Sun Sentinel Palm Beach Edition

ICE spokesman cites ‘false’ raid claim in resigning

- By Meagan Flynn and Avi Selk

A spokesman for U.S. Immigratio­n and Customs Enforcemen­t has resigned over what he described as “false” and “misleading” statements made by Attorney General Jeff Sessions and ICE acting director Thomas Homan.

James Schwab worked out of the agency’s San Francisco office until he quit last week. He said he had been told to “deflect” questions about the Oakland mayor’s interferen­ce with an ICE raid last month and to refer reporters to statements from Sessions and Homan that suggested that hundreds of “criminals” escaped capture in Northern California because the mayor tipped them off.

“I quit because I didn’t want to perpetuate misleading facts,” Schwab told the San Francisco Chronicle. “I asked them to change the informatio­n. I told them that the informatio­n was wrong; they asked me to deflect, and I didn’t agree with that.”

Sessions, Homan and President Donald Trump criticized Oakland Mayor Libby Schaaf, a Democrat, for issuing a public warning in late February about an imminent ICE raid in the region.

Schwab told KTVU after resigning that ICE captured 232 immigrants suspected of living in the country illegally — even more than officials had originally expected.
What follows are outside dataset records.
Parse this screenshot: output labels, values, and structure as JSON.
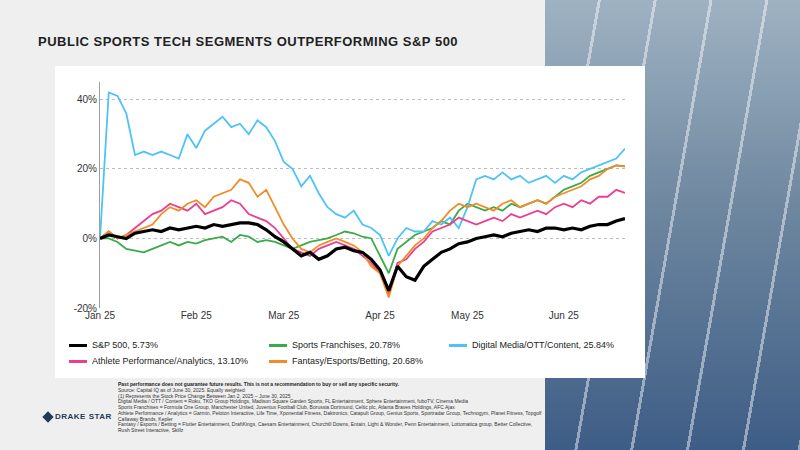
{
  "chart_data": {
    "type": "line",
    "title": "PUBLIC SPORTS TECH SEGMENTS OUTPERFORMING S&P 500",
    "categories": [
      "Jan 25",
      null,
      null,
      null,
      null,
      null,
      null,
      null,
      null,
      null,
      null,
      "Feb 25",
      null,
      null,
      null,
      null,
      null,
      null,
      null,
      null,
      null,
      "Mar 25",
      null,
      null,
      null,
      null,
      null,
      null,
      null,
      null,
      null,
      null,
      "Apr 25",
      null,
      null,
      null,
      null,
      null,
      null,
      null,
      null,
      null,
      "May 25",
      null,
      null,
      null,
      null,
      null,
      null,
      null,
      null,
      null,
      null,
      "Jun 25",
      null,
      null,
      null,
      null,
      null,
      null,
      null
    ],
    "series": [
      {
        "name": "S&P 500, 5.73%",
        "color": "#000000",
        "values": [
          0,
          1,
          0.5,
          0,
          1.5,
          2,
          2.5,
          2,
          3,
          2.5,
          3,
          3.5,
          3,
          4,
          3.5,
          4,
          4.5,
          4.5,
          4,
          2.5,
          0.5,
          -1,
          -3,
          -5,
          -4,
          -6,
          -5,
          -3,
          -2.5,
          -3.5,
          -4,
          -6,
          -9,
          -15,
          -8,
          -11,
          -12,
          -8,
          -6,
          -4,
          -3,
          -1.5,
          -1,
          0,
          0.5,
          1,
          0.5,
          1.5,
          2,
          2.5,
          2,
          3,
          3,
          2.5,
          3,
          2.5,
          3.5,
          4,
          4,
          5,
          5.73
        ]
      },
      {
        "name": "Sports Franchises, 20.78%",
        "color": "#3aaa4a",
        "values": [
          0,
          0,
          -1,
          -3,
          -3.5,
          -4,
          -3,
          -2,
          -1,
          -2,
          -1,
          -1.5,
          -0.5,
          0,
          0.5,
          -1,
          1,
          0.5,
          -1,
          -0.5,
          -1,
          -2,
          -3,
          -2,
          -1,
          -0.5,
          0,
          1,
          2,
          1.5,
          0.5,
          0,
          -5,
          -10,
          -3,
          -1,
          1,
          2,
          3,
          5,
          4,
          8,
          10,
          9,
          8,
          9,
          8,
          10,
          9,
          10,
          11,
          10,
          12,
          14,
          15,
          16,
          18,
          19,
          20,
          21,
          20.78
        ]
      },
      {
        "name": "Digital Media/OTT/Content, 25.84%",
        "color": "#4fc3f7",
        "values": [
          0,
          42,
          41,
          36,
          24,
          25,
          24,
          25,
          24,
          23,
          30,
          26,
          31,
          33,
          35,
          32,
          33,
          30,
          34,
          32,
          28,
          22,
          20,
          15,
          18,
          13,
          9,
          7,
          6,
          8,
          4,
          3,
          1,
          -5,
          0,
          3,
          2,
          2,
          5,
          4,
          6,
          3,
          9,
          17,
          18,
          17,
          19,
          17,
          18,
          16,
          17,
          18,
          16,
          18,
          17,
          19,
          20,
          21,
          22,
          23,
          25.84
        ]
      },
      {
        "name": "Athlete Performance/Analytics, 13.10%",
        "color": "#ec3d8f",
        "values": [
          0,
          2,
          0,
          1,
          3,
          5,
          7,
          8,
          10,
          9,
          8,
          10,
          7,
          8,
          9,
          11,
          10,
          7,
          6,
          5,
          3,
          0,
          -3,
          -4,
          -5,
          -3,
          -2,
          -1,
          -2,
          -3,
          -5,
          -7,
          -10,
          -16,
          -7,
          -6,
          -3,
          -1,
          2,
          3,
          4,
          6,
          5,
          4,
          5,
          6,
          5,
          7,
          6,
          7,
          8,
          7,
          9,
          10,
          9,
          11,
          10,
          12,
          12,
          14,
          13.1
        ]
      },
      {
        "name": "Fantasy/Esports/Betting, 20.68%",
        "color": "#f28c28",
        "values": [
          0,
          2,
          0,
          1,
          2,
          3,
          4,
          7,
          9,
          8,
          10,
          11,
          9,
          12,
          13,
          14,
          17,
          16,
          12,
          14,
          9,
          4,
          0,
          -3,
          -4,
          -2,
          -1,
          0,
          -1,
          -2,
          -4,
          -8,
          -10,
          -17,
          -8,
          -5,
          -2,
          0,
          3,
          5,
          8,
          10,
          9,
          10,
          9,
          8,
          10,
          11,
          9,
          10,
          11,
          10,
          12,
          13,
          14,
          15,
          17,
          18,
          20,
          21,
          20.68
        ]
      }
    ],
    "ylim": [
      -20,
      45
    ],
    "yticks": [
      {
        "value": -20,
        "label": "-20%"
      },
      {
        "value": 0,
        "label": "0%"
      },
      {
        "value": 20,
        "label": "20%"
      },
      {
        "value": 40,
        "label": "40%"
      }
    ],
    "grid": true,
    "legend": "bottom"
  },
  "footnotes": {
    "disclaimer": "Past performance does not guarantee future results. This is not a recommendation to buy or sell any specific security.",
    "lines": [
      "Source: Capital IQ as of June 30, 2025. Equally weighted",
      "(1) Represents the Stock Price Change Between Jan 2, 2025 – June 30, 2025",
      "Digital Media / OTT / Content = Roku, TKO Group Holdings, Madison Square Garden Sports, FL Entertainment, Sphere Entertainment, fuboTV, Cinema Media",
      "Sports Franchises = Formula One Group, Manchester United, Juventus Football Club, Borussia Dortmund, Celtic plc, Atlanta Braves Holdings, AFC Ajax",
      "Athlete Performance / Analytics = Garmin, Peloton Interactive, Life Time, Xponential Fitness, Daktronics, Catapult Group, Genius Sports, Sportradar Group, Technogym, Planet Fitness, Topgolf Callaway Brands, Kepler",
      "Fantasy / Esports / Betting = Flutter Entertainment, DraftKings, Caesars Entertainment, Churchill Downs, Entain, Light & Wonder, Penn Entertainment, Lottomatica group, Better Collective, Rush Street Interactive, Skillz"
    ]
  },
  "logo": "DRAKE STAR"
}
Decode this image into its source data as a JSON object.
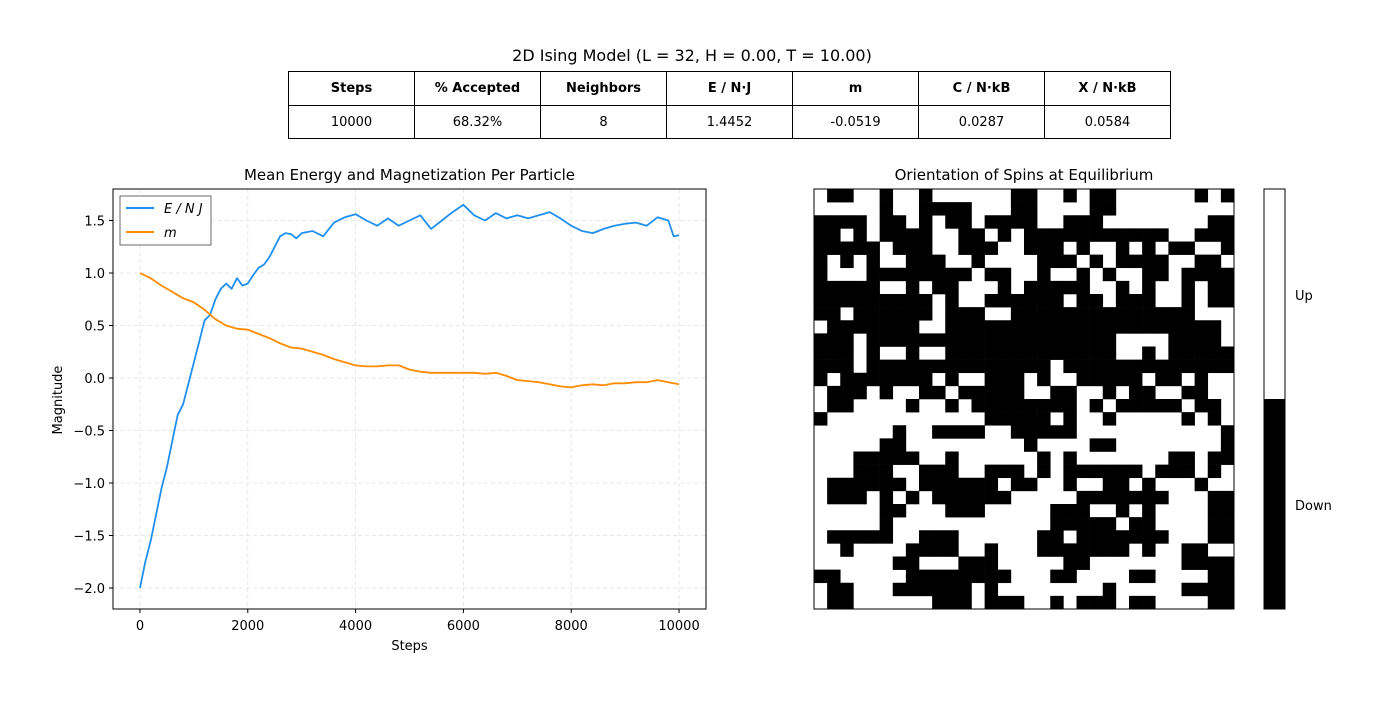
{
  "figure": {
    "title": "2D Ising Model (L = 32, H = 0.00, T = 10.00)"
  },
  "stats_table": {
    "headers": [
      "Steps",
      "% Accepted",
      "Neighbors",
      "E / N·J",
      "m",
      "C / N·kB",
      "X / N·kB"
    ],
    "values": [
      "10000",
      "68.32%",
      "8",
      "1.4452",
      "-0.0519",
      "0.0287",
      "0.0584"
    ]
  },
  "colors": {
    "energy": "#1f8ff0",
    "magnetization": "#ff8c00",
    "grid": "#e0e0e0"
  },
  "chart_data": [
    {
      "type": "line",
      "title": "Mean Energy and Magnetization Per Particle",
      "xlabel": "Steps",
      "ylabel": "Magnitude",
      "xlim": [
        -500,
        10500
      ],
      "ylim": [
        -2.2,
        1.8
      ],
      "xticks": [
        0,
        2000,
        4000,
        6000,
        8000,
        10000
      ],
      "yticks": [
        -2.0,
        -1.5,
        -1.0,
        -0.5,
        0.0,
        0.5,
        1.0,
        1.5
      ],
      "ytick_labels": [
        "−2.0",
        "−1.5",
        "−1.0",
        "−0.5",
        "0.0",
        "0.5",
        "1.0",
        "1.5"
      ],
      "grid": true,
      "legend_position": "top-left",
      "series": [
        {
          "name": "E / N J",
          "x": [
            0,
            100,
            200,
            300,
            400,
            500,
            600,
            700,
            800,
            900,
            1000,
            1100,
            1200,
            1300,
            1400,
            1500,
            1600,
            1700,
            1800,
            1900,
            2000,
            2100,
            2200,
            2300,
            2400,
            2500,
            2600,
            2700,
            2800,
            2900,
            3000,
            3200,
            3400,
            3600,
            3800,
            4000,
            4200,
            4400,
            4600,
            4800,
            5000,
            5200,
            5400,
            5600,
            5800,
            6000,
            6200,
            6400,
            6600,
            6800,
            7000,
            7200,
            7400,
            7600,
            7800,
            8000,
            8200,
            8400,
            8600,
            8800,
            9000,
            9200,
            9400,
            9600,
            9800,
            9900,
            10000
          ],
          "y": [
            -2.0,
            -1.75,
            -1.55,
            -1.3,
            -1.05,
            -0.85,
            -0.6,
            -0.35,
            -0.25,
            -0.05,
            0.15,
            0.35,
            0.55,
            0.6,
            0.75,
            0.85,
            0.9,
            0.85,
            0.95,
            0.88,
            0.9,
            0.98,
            1.05,
            1.08,
            1.15,
            1.25,
            1.35,
            1.38,
            1.37,
            1.33,
            1.38,
            1.4,
            1.35,
            1.48,
            1.53,
            1.56,
            1.5,
            1.45,
            1.52,
            1.45,
            1.5,
            1.55,
            1.42,
            1.5,
            1.58,
            1.65,
            1.55,
            1.5,
            1.57,
            1.52,
            1.55,
            1.52,
            1.55,
            1.58,
            1.52,
            1.45,
            1.4,
            1.38,
            1.42,
            1.45,
            1.47,
            1.48,
            1.45,
            1.53,
            1.5,
            1.35,
            1.36
          ]
        },
        {
          "name": "m",
          "x": [
            0,
            200,
            400,
            600,
            800,
            1000,
            1200,
            1400,
            1600,
            1800,
            2000,
            2200,
            2400,
            2600,
            2800,
            3000,
            3200,
            3400,
            3600,
            3800,
            4000,
            4200,
            4400,
            4600,
            4800,
            5000,
            5200,
            5400,
            5600,
            5800,
            6000,
            6200,
            6400,
            6600,
            6800,
            7000,
            7200,
            7400,
            7600,
            7800,
            8000,
            8200,
            8400,
            8600,
            8800,
            9000,
            9200,
            9400,
            9600,
            9800,
            10000
          ],
          "y": [
            1.0,
            0.95,
            0.88,
            0.82,
            0.76,
            0.72,
            0.65,
            0.56,
            0.5,
            0.47,
            0.46,
            0.42,
            0.38,
            0.33,
            0.29,
            0.28,
            0.25,
            0.22,
            0.18,
            0.15,
            0.12,
            0.11,
            0.11,
            0.12,
            0.12,
            0.08,
            0.06,
            0.05,
            0.05,
            0.05,
            0.05,
            0.05,
            0.04,
            0.05,
            0.02,
            -0.02,
            -0.03,
            -0.04,
            -0.06,
            -0.08,
            -0.09,
            -0.07,
            -0.06,
            -0.07,
            -0.05,
            -0.05,
            -0.04,
            -0.04,
            -0.02,
            -0.04,
            -0.06
          ]
        }
      ]
    },
    {
      "type": "heatmap",
      "title": "Orientation of Spins at Equilibrium",
      "colorbar_labels": [
        "Up",
        "Down"
      ],
      "colorbar_colors": [
        "#ffffff",
        "#000000"
      ],
      "legend_position": "right",
      "grid_size": 32,
      "rows": [
        "01100100100000011001011000000101",
        "00000100111100011000011000000000",
        "11110110101101111001110000000011",
        "11010111100110101111111111100111",
        "11111011100111001110100101011001",
        "10101001110010000111010111100110",
        "10001111111101100100101001101111",
        "11111001011000101111100101001011",
        "11111111101001111110110111001011",
        "11011111101110011111111111111000",
        "01111111001111111111111111111110",
        "11101111111111111111111000011110",
        "11101001001111111111111001011111",
        "11101111111111111101111111111111",
        "10111111101001110100111110110100",
        "01110100110111110011001011001100",
        "01100001001011111111010111110110",
        "10000000000001111101001000001010",
        "00000010011110011111000000000001",
        "00000110000000001000011000000001",
        "00011111001000000101000000011011",
        "00011100111001110101111110111010",
        "01111110111111011001001101000100",
        "01110101011111100000111111100011",
        "00000110001110000011100101000011",
        "00000100000000000011111011000011",
        "01111100111000000110111111100011",
        "00100001111001000111111101001100",
        "00000011000111000001100000001111",
        "11000001111111100011000011000011",
        "01100011111101000000001000001111",
        "01100000011101110010111011000011"
      ]
    }
  ]
}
About half of the people picked up had felonies or misdemeano­rs on their records, officials say.

In the raid’s aftermath, officials in Washington had suggested that more than 800 criminals had escaped because of the mayor’s actions.

“Those are 800 wanted criminals that are now at large in that community, 800 wanted criminals that ICE will now have to pursue by other means, with more difficulty, in dangerous situations, all because of one irresponsi­ble action,” Sessions said in blasting the mayor last week in Sacramento.

At a campaign rally over the weekend in Pennsylvan­ia, Trump told the crowd that ICE had been prepared to arrest “close to 1,000 people” but got “a fraction” of that, thanks to the mayor — and called Schaaf a disgrace.

Schwab said he wanted to set the record straight.

The officials from Washington had been referring to the raid’s target list of 1,000 people, he said, but immigratio­n sweeps never net anywhere close to the total number of targets.

“We were never going to pick up that many people,” he said. “To say that 100 percent are dangerous criminals on the street, or that those people weren’t picked up because of the misguided actions of the mayor, is just wrong.”